L5-6 Spinal Nerve Ligation-induced Neuropathy Changes the Location and Function of Ca(2+) Channels and Cdk5 and Affects the Compound Action Potential in Adjacent Intact L4 Afferent Fibers.

Voltage-gated Ca(2+) (Ca(V)) channels regulate multiple cell processes, including neurotransmitter release, and have been associated with several pathological conditions, such as neuropathic pain. Cdk5, a neuron-specific kinase, may phosphorylate Ca(V) channels, altering their functional expression. During peripheral nerve injury, upregulation of Ca(V) channels and Cdk5 in the dorsal root ganglia (DRG) and the spinal cord, has been correlated with allodynia. We recently reported an increase in the amplitude of the C component of the compound action potential (cAP) of afferent fibers in animals with allodynia induced by L5-6 spinal nerve ligation (SNL), recorded in the corresponding dorsal roots.
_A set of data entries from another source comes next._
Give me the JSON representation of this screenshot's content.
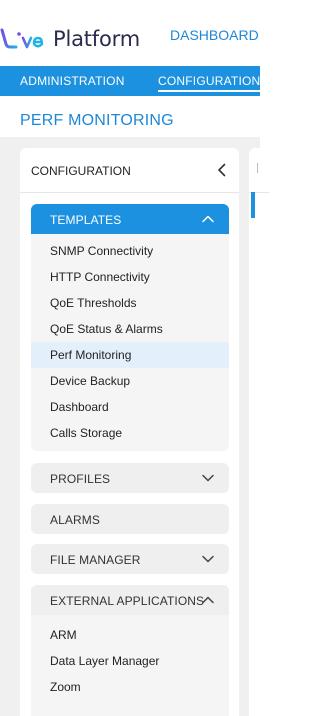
{
  "header": {
    "logo_text": "Platform",
    "dashboard_link": "DASHBOARD"
  },
  "nav": {
    "administration": "ADMINISTRATION",
    "configuration": "CONFIGURATION"
  },
  "page_title": "PERF MONITORING",
  "panel": {
    "title": "CONFIGURATION",
    "sections": [
      {
        "label": "TEMPLATES",
        "expanded": true,
        "active": true,
        "items": [
          "SNMP Connectivity",
          "HTTP Connectivity",
          "QoE Thresholds",
          "QoE Status & Alarms",
          "Perf Monitoring",
          "Device Backup",
          "Dashboard",
          "Calls Storage"
        ],
        "selected_item": "Perf Monitoring"
      },
      {
        "label": "PROFILES",
        "expanded": false
      },
      {
        "label": "ALARMS"
      },
      {
        "label": "FILE MANAGER",
        "expanded": false
      },
      {
        "label": "EXTERNAL APPLICATIONS",
        "expanded": true,
        "items": [
          "ARM",
          "Data Layer Manager",
          "Zoom"
        ]
      }
    ]
  },
  "colors": {
    "primary_blue": "#1c91e0",
    "title_blue": "#1e88d6",
    "logo_dark": "#2b2b4e",
    "selected_row": "#e3f0fb",
    "section_bg": "#efefef",
    "frame_bg": "#f0f0f0"
  },
  "icons": {
    "collapse_panel": "chevron-left-icon",
    "expanded_section": "chevron-up-icon",
    "collapsed_section": "chevron-down-icon"
  }
}
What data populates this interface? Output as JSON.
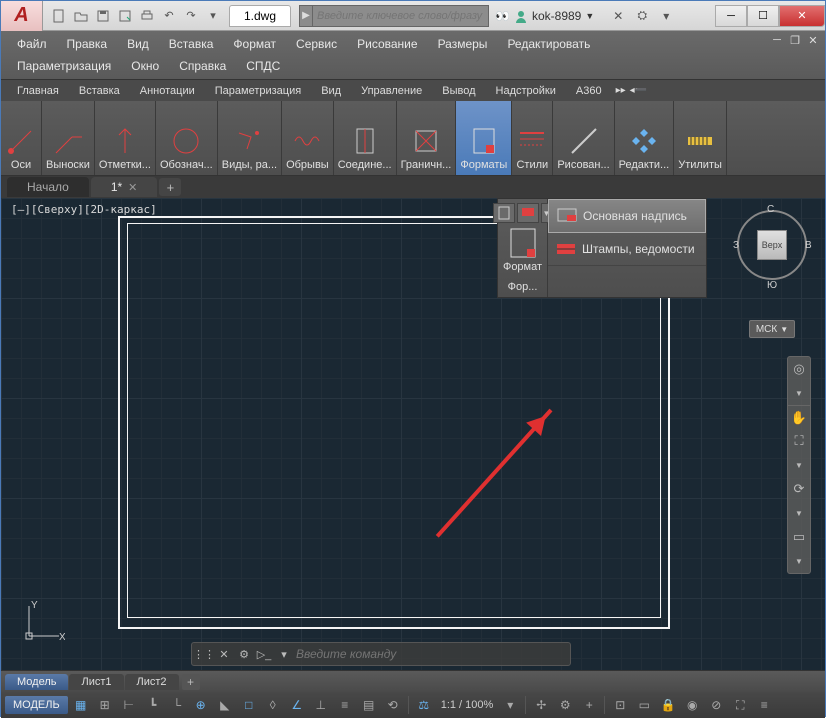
{
  "app": {
    "letter": "A",
    "doc_title": "1.dwg",
    "search_placeholder": "Введите ключевое слово/фразу",
    "username": "kok-8989"
  },
  "menubar": [
    "Файл",
    "Правка",
    "Вид",
    "Вставка",
    "Формат",
    "Сервис",
    "Рисование",
    "Размеры",
    "Редактировать",
    "Параметризация",
    "Окно",
    "Справка",
    "СПДС"
  ],
  "ribbon_tabs": [
    "Главная",
    "Вставка",
    "Аннотации",
    "Параметризация",
    "Вид",
    "Управление",
    "Вывод",
    "Надстройки",
    "A360"
  ],
  "ribbon_panels": [
    {
      "label": "Оси"
    },
    {
      "label": "Выноски"
    },
    {
      "label": "Отметки..."
    },
    {
      "label": "Обознач..."
    },
    {
      "label": "Виды, ра..."
    },
    {
      "label": "Обрывы"
    },
    {
      "label": "Соедине..."
    },
    {
      "label": "Граничн..."
    },
    {
      "label": "Форматы",
      "active": true
    },
    {
      "label": "Стили"
    },
    {
      "label": "Рисован..."
    },
    {
      "label": "Редакти..."
    },
    {
      "label": "Утилиты"
    }
  ],
  "doc_tabs": {
    "start": "Начало",
    "active": "1*"
  },
  "viewport_label": "[‒][Сверху][2D-каркас]",
  "dropdown": {
    "title": "Формат",
    "sub": "Фор...",
    "items": [
      "Основная надпись",
      "Штампы, ведомости"
    ]
  },
  "navcube": {
    "face": "Верх",
    "n": "С",
    "s": "Ю",
    "e": "В",
    "w": "З",
    "wcs": "МСК"
  },
  "command": {
    "placeholder": "Введите команду"
  },
  "sheets": {
    "model": "Модель",
    "tabs": [
      "Лист1",
      "Лист2"
    ]
  },
  "status": {
    "model": "МОДЕЛЬ",
    "scale": "1:1 / 100%"
  }
}
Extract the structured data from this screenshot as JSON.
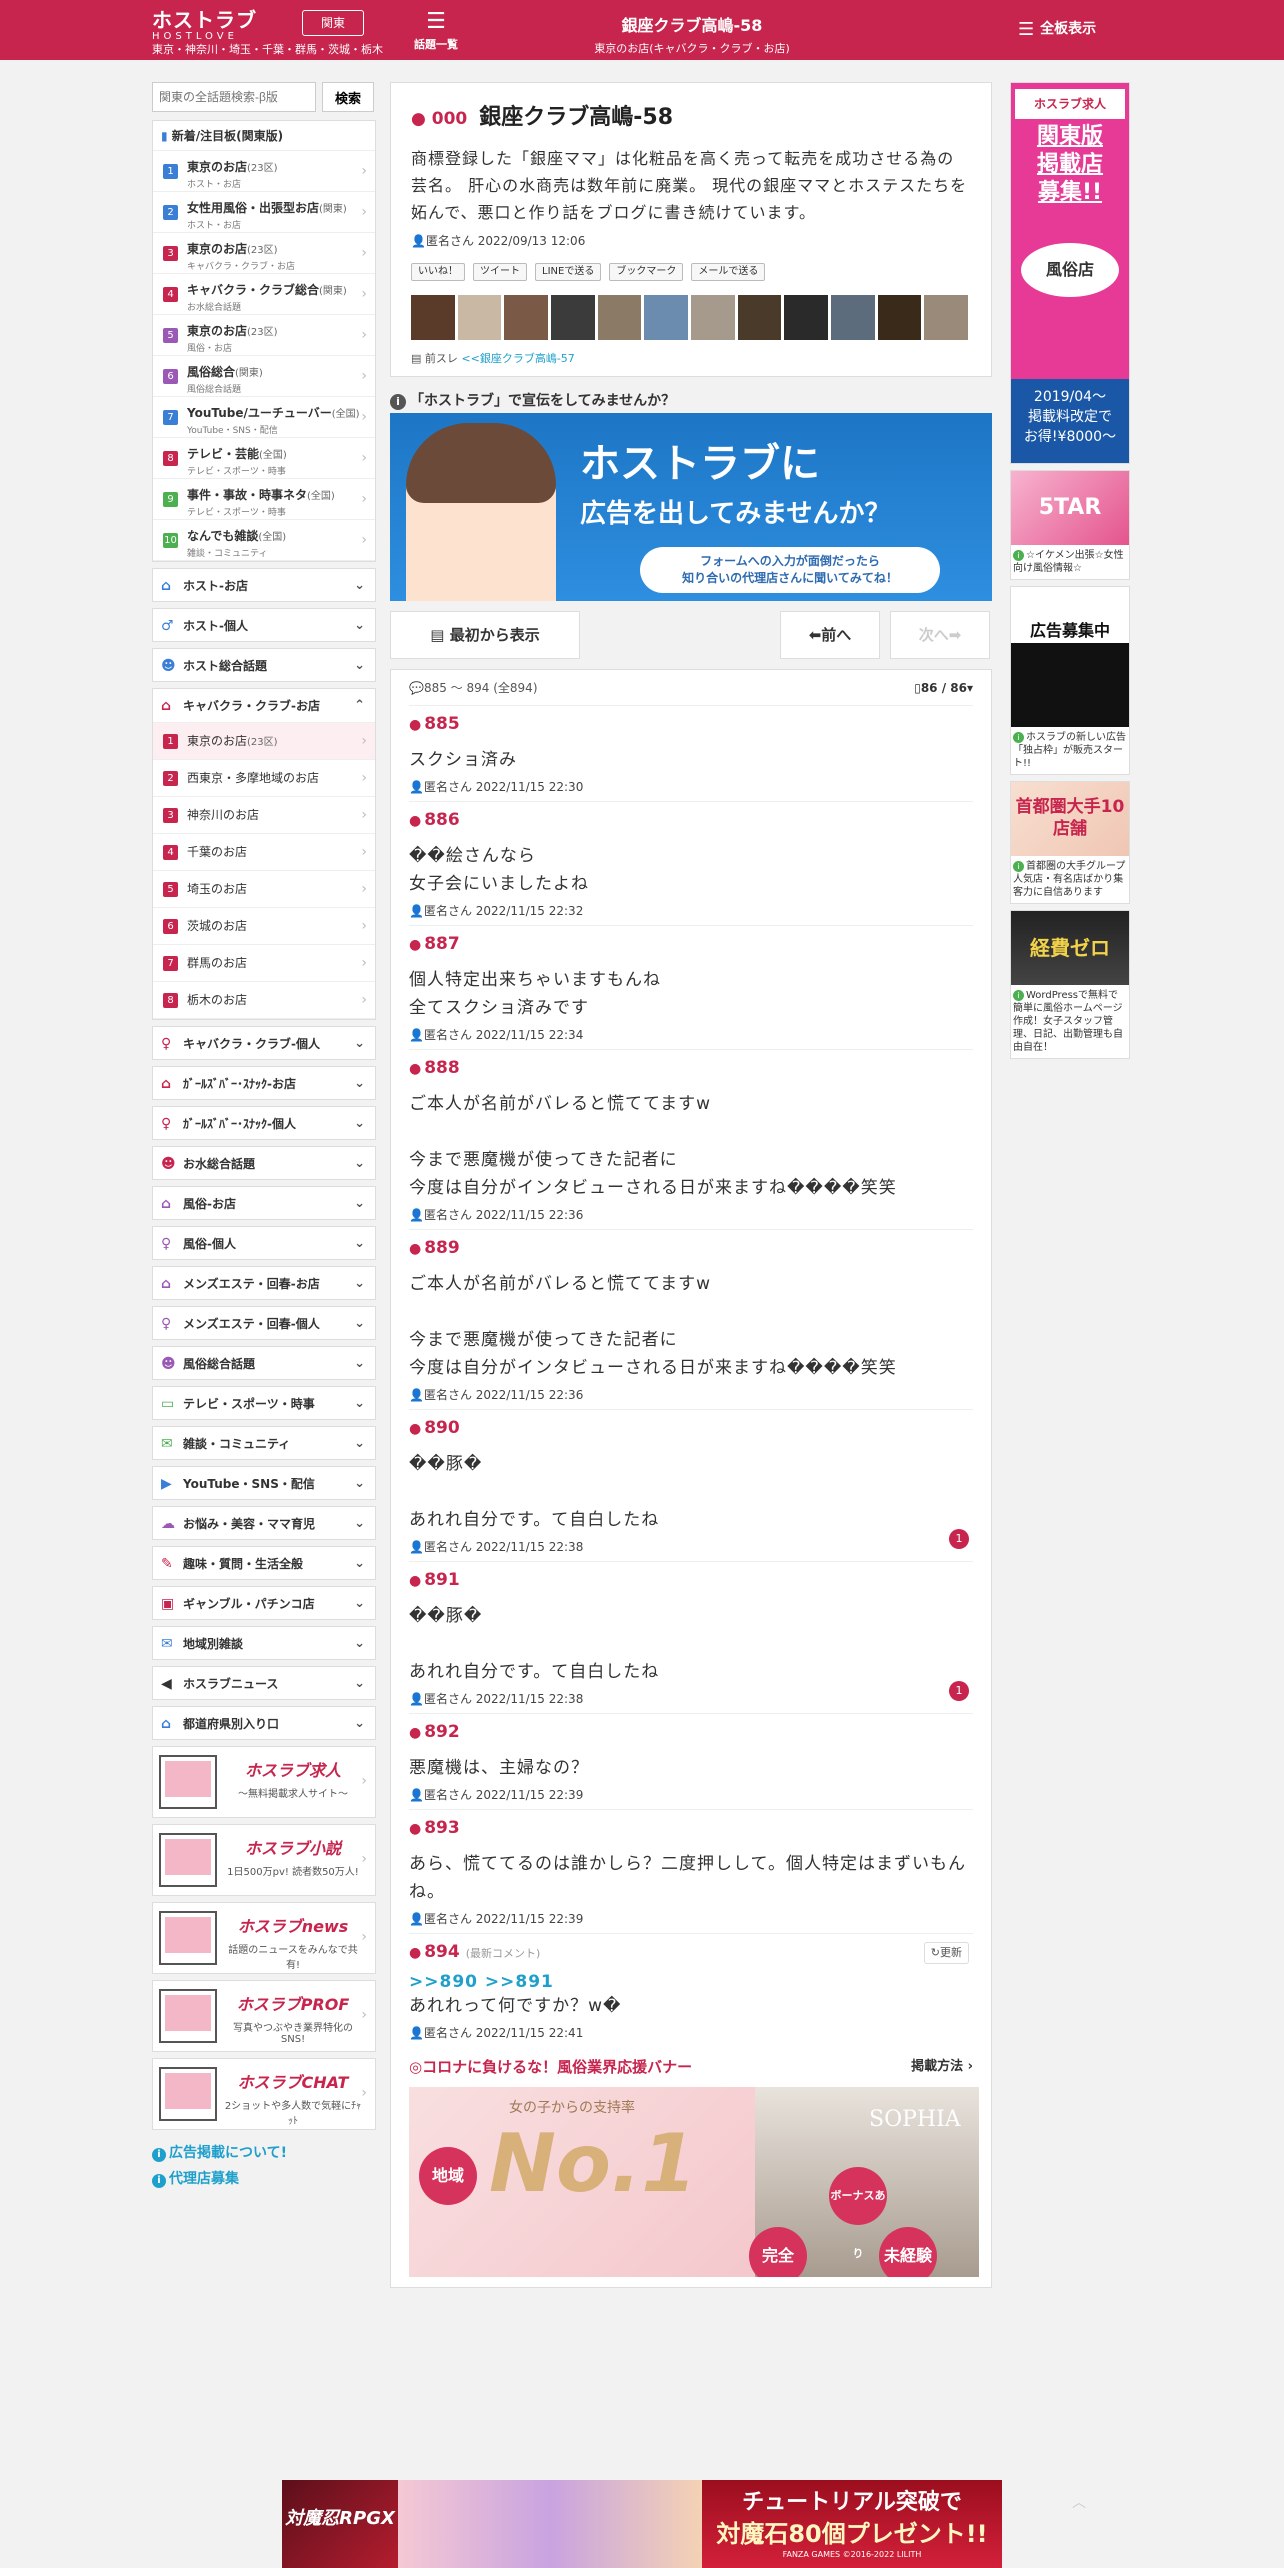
{
  "header": {
    "logo": "ホストラブ",
    "logo_sub": "HOSTLOVE",
    "region_button": "関東",
    "region_list": "東京・神奈川・埼玉・千葉・群馬・茨城・栃木",
    "topics_label": "話題一覧",
    "title": "銀座クラブ高嶋-58",
    "subtitle": "東京のお店(キャバクラ・クラブ・お店)",
    "all_boards": "全板表示"
  },
  "sidebar": {
    "search_placeholder": "関東の全話題検索-β版",
    "search_button": "検索",
    "new_heading": "新着/注目板(関東版)",
    "new_items": [
      {
        "num": "1",
        "title": "東京のお店",
        "extra": "(23区)",
        "sub": "ホスト・お店",
        "color": "#3a7fd5"
      },
      {
        "num": "2",
        "title": "女性用風俗・出張型お店",
        "extra": "(関東)",
        "sub": "ホスト・お店",
        "color": "#3a7fd5"
      },
      {
        "num": "3",
        "title": "東京のお店",
        "extra": "(23区)",
        "sub": "キャバクラ・クラブ・お店",
        "color": "#c7254e"
      },
      {
        "num": "4",
        "title": "キャバクラ・クラブ総合",
        "extra": "(関東)",
        "sub": "お水総合話題",
        "color": "#c7254e"
      },
      {
        "num": "5",
        "title": "東京のお店",
        "extra": "(23区)",
        "sub": "風俗・お店",
        "color": "#9b59b6"
      },
      {
        "num": "6",
        "title": "風俗総合",
        "extra": "(関東)",
        "sub": "風俗総合話題",
        "color": "#9b59b6"
      },
      {
        "num": "7",
        "title": "YouTube/ユーチューバー",
        "extra": "(全国)",
        "sub": "YouTube・SNS・配信",
        "color": "#3a7fd5"
      },
      {
        "num": "8",
        "title": "テレビ・芸能",
        "extra": "(全国)",
        "sub": "テレビ・スポーツ・時事",
        "color": "#c7254e"
      },
      {
        "num": "9",
        "title": "事件・事故・時事ネタ",
        "extra": "(全国)",
        "sub": "テレビ・スポーツ・時事",
        "color": "#4caf50"
      },
      {
        "num": "10",
        "title": "なんでも雑談",
        "extra": "(全国)",
        "sub": "雑談・コミュニティ",
        "color": "#4caf50"
      }
    ],
    "cats_a": [
      {
        "label": "ホスト-お店",
        "icon": "⌂",
        "color": "#3a7fd5"
      },
      {
        "label": "ホスト-個人",
        "icon": "♂",
        "color": "#3a7fd5"
      },
      {
        "label": "ホスト総合話題",
        "icon": "☻",
        "color": "#3a7fd5"
      }
    ],
    "open_cat": {
      "label": "キャバクラ・クラブ-お店",
      "icon": "⌂",
      "color": "#c7254e"
    },
    "open_items": [
      {
        "num": "1",
        "title": "東京のお店",
        "extra": "(23区)"
      },
      {
        "num": "2",
        "title": "西東京・多摩地域のお店",
        "extra": ""
      },
      {
        "num": "3",
        "title": "神奈川のお店",
        "extra": ""
      },
      {
        "num": "4",
        "title": "千葉のお店",
        "extra": ""
      },
      {
        "num": "5",
        "title": "埼玉のお店",
        "extra": ""
      },
      {
        "num": "6",
        "title": "茨城のお店",
        "extra": ""
      },
      {
        "num": "7",
        "title": "群馬のお店",
        "extra": ""
      },
      {
        "num": "8",
        "title": "栃木のお店",
        "extra": ""
      }
    ],
    "cats_b": [
      {
        "label": "キャバクラ・クラブ-個人",
        "icon": "♀",
        "color": "#c7254e"
      },
      {
        "label": "ｶﾞｰﾙｽﾞﾊﾞｰ･ｽﾅｯｸ-お店",
        "icon": "⌂",
        "color": "#c7254e"
      },
      {
        "label": "ｶﾞｰﾙｽﾞﾊﾞｰ･ｽﾅｯｸ-個人",
        "icon": "♀",
        "color": "#c7254e"
      },
      {
        "label": "お水総合話題",
        "icon": "☻",
        "color": "#c7254e"
      },
      {
        "label": "風俗-お店",
        "icon": "⌂",
        "color": "#9b59b6"
      },
      {
        "label": "風俗-個人",
        "icon": "♀",
        "color": "#9b59b6"
      },
      {
        "label": "メンズエステ・回春-お店",
        "icon": "⌂",
        "color": "#9b59b6"
      },
      {
        "label": "メンズエステ・回春-個人",
        "icon": "♀",
        "color": "#9b59b6"
      },
      {
        "label": "風俗総合話題",
        "icon": "☻",
        "color": "#9b59b6"
      },
      {
        "label": "テレビ・スポーツ・時事",
        "icon": "▭",
        "color": "#4caf50"
      },
      {
        "label": "雑談・コミュニティ",
        "icon": "✉",
        "color": "#4caf50"
      },
      {
        "label": "YouTube・SNS・配信",
        "icon": "▶",
        "color": "#3a7fd5"
      },
      {
        "label": "お悩み・美容・ママ育児",
        "icon": "☁",
        "color": "#9b59b6"
      },
      {
        "label": "趣味・質問・生活全般",
        "icon": "✎",
        "color": "#c7254e"
      },
      {
        "label": "ギャンブル・パチンコ店",
        "icon": "▣",
        "color": "#c7254e"
      },
      {
        "label": "地域別雑談",
        "icon": "✉",
        "color": "#3a7fd5"
      },
      {
        "label": "ホスラブニュース",
        "icon": "◀",
        "color": "#333"
      },
      {
        "label": "都道府県別入り口",
        "icon": "⌂",
        "color": "#3a7fd5"
      }
    ],
    "promos": [
      {
        "title": "ホスラブ求人",
        "sub": "〜無料掲載求人サイト〜"
      },
      {
        "title": "ホスラブ小説",
        "sub": "1日500万pv! 読者数50万人!"
      },
      {
        "title": "ホスラブnews",
        "sub": "話題のニュースをみんなで共有!"
      },
      {
        "title": "ホスラブPROF",
        "sub": "写真やつぶやき業界特化のSNS!"
      },
      {
        "title": "ホスラブCHAT",
        "sub": "2ショットや多人数で気軽にﾁｬｯﾄ"
      }
    ],
    "links": [
      "広告掲載について!",
      "代理店募集"
    ]
  },
  "thread": {
    "num": "000",
    "title": "銀座クラブ高嶋-58",
    "body": "商標登録した「銀座ママ」は化粧品を高く売って転売を成功させる為の芸名。 肝心の水商売は数年前に廃業。 現代の銀座ママとホステスたちを妬んで、悪口と作り話をブログに書き続けています。",
    "meta": "匿名さん 2022/09/13 12:06",
    "share": [
      "いいね！",
      "ツイート",
      "LINEで送る",
      "ブックマーク",
      "メールで送る"
    ],
    "prev_label": "前スレ",
    "prev_link": "<<銀座クラブ高嶋-57"
  },
  "ad_question": "「ホストラブ」で宣伝をしてみませんか？",
  "banner1": {
    "line1": "ホストラブに",
    "line2": "広告を出してみませんか？",
    "line3": "フォームへの入力が面倒だったら\n知り合いの代理店さんに聞いてみてね！"
  },
  "pager": {
    "first": "最初から表示",
    "prev": "前へ",
    "next": "次へ"
  },
  "posts_bar": {
    "range": "885 〜 894",
    "total": "(全894)",
    "page": "86 / 86"
  },
  "posts": [
    {
      "num": "885",
      "text": "スクショ済み",
      "meta": "匿名さん 2022/11/15 22:30",
      "badge": ""
    },
    {
      "num": "886",
      "text": "��絵さんなら\n女子会にいましたよね",
      "meta": "匿名さん 2022/11/15 22:32",
      "badge": ""
    },
    {
      "num": "887",
      "text": "個人特定出来ちゃいますもんね\n全てスクショ済みです",
      "meta": "匿名さん 2022/11/15 22:34",
      "badge": ""
    },
    {
      "num": "888",
      "text": "ご本人が名前がバレると慌ててますw\n\n今まで悪魔機が使ってきた記者に\n今度は自分がインタビューされる日が来ますね����笑笑",
      "meta": "匿名さん 2022/11/15 22:36",
      "badge": ""
    },
    {
      "num": "889",
      "text": "ご本人が名前がバレると慌ててますw\n\n今まで悪魔機が使ってきた記者に\n今度は自分がインタビューされる日が来ますね����笑笑",
      "meta": "匿名さん 2022/11/15 22:36",
      "badge": ""
    },
    {
      "num": "890",
      "text": "��豚�\n\nあれれ自分です。て自白したね",
      "meta": "匿名さん 2022/11/15 22:38",
      "badge": "1"
    },
    {
      "num": "891",
      "text": "��豚�\n\nあれれ自分です。て自白したね",
      "meta": "匿名さん 2022/11/15 22:38",
      "badge": "1"
    },
    {
      "num": "892",
      "text": "悪魔機は、主婦なの？",
      "meta": "匿名さん 2022/11/15 22:39",
      "badge": ""
    },
    {
      "num": "893",
      "text": "あら、慌ててるのは誰かしら？二度押しして。個人特定はまずいもんね。",
      "meta": "匿名さん 2022/11/15 22:39",
      "badge": ""
    }
  ],
  "last_post": {
    "num": "894",
    "newest": "(最新コメント)",
    "refresh": "更新",
    "reply": ">>890 >>891",
    "text": "あれれって何ですか？w�",
    "meta": "匿名さん 2022/11/15 22:41"
  },
  "corona": {
    "heading": "◎コロナに負けるな！風俗業界応援バナー",
    "how": "掲載方法",
    "sub": "女の子からの支持率",
    "big": "No.1",
    "brand": "SOPHIA",
    "c1": "地域",
    "c2": "ボーナスあり",
    "c3": "完全",
    "c4": "未経験"
  },
  "right_ads": {
    "a_top": "ホスラブ求人",
    "a_title": "関東版\n掲載店\n募集!!",
    "a_fz": "風俗店",
    "a_bottom": "2019/04〜\n掲載料改定で\nお得!¥8000〜",
    "caps": [
      "☆イケメン出張☆女性向け風俗情報☆",
      "ホスラブの新しい広告「独占枠」が販売スタート!!",
      "首都圏の大手グループ人気店・有名店ばかり集客力に自信あります",
      "WordPressで無料で簡単に風俗ホームページ作成！女子スタッフ管理、日記、出勤管理も自由自在！"
    ],
    "img2": "5TAR",
    "img3": "広告募集中",
    "img4": "首都圏大手10店舗",
    "img5": "経費ゼロ"
  },
  "bottom_banner": {
    "left": "対魔忍RPGX",
    "line1": "チュートリアル突破で",
    "line2": "対魔石80個プレゼント!!",
    "line3": "FANZA GAMES ©2016-2022 LILITH"
  }
}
This was related to an increase in T-type (Ca(V)3.2) channels generated by Cdk5-mediated phosphorylation. Here, we show that Ca(V) channel functional expression is also altered in the L4 adjacent intact afferent fibers in rats with allodynia induced by L5-6 SNL. Western blot analysis showed that both Cdk5 and Ca(V)3.2 total levels are not increased in the DRG L3-4, but their subcellular distribution changes by concentrating on the neuronal soma. Likewise, the Cdk5 inhibitor olomoucine affected the rapid and the slow C components of the cAP recorded in the dorsal roots. Patch-clamp recordings revealed an increase in T- and N-type currents recorded in the soma of acute isolated L3-4 sensory neurons after L5-6 SNL, which was prevented by olomoucine. These findings suggest changes in Ca(V) channels location and function in L3-4 afferent fibers associated with Cdk5-mediated phosphorylation after L5-6 SNL, which may contribute to nerve injury-induced allodynia.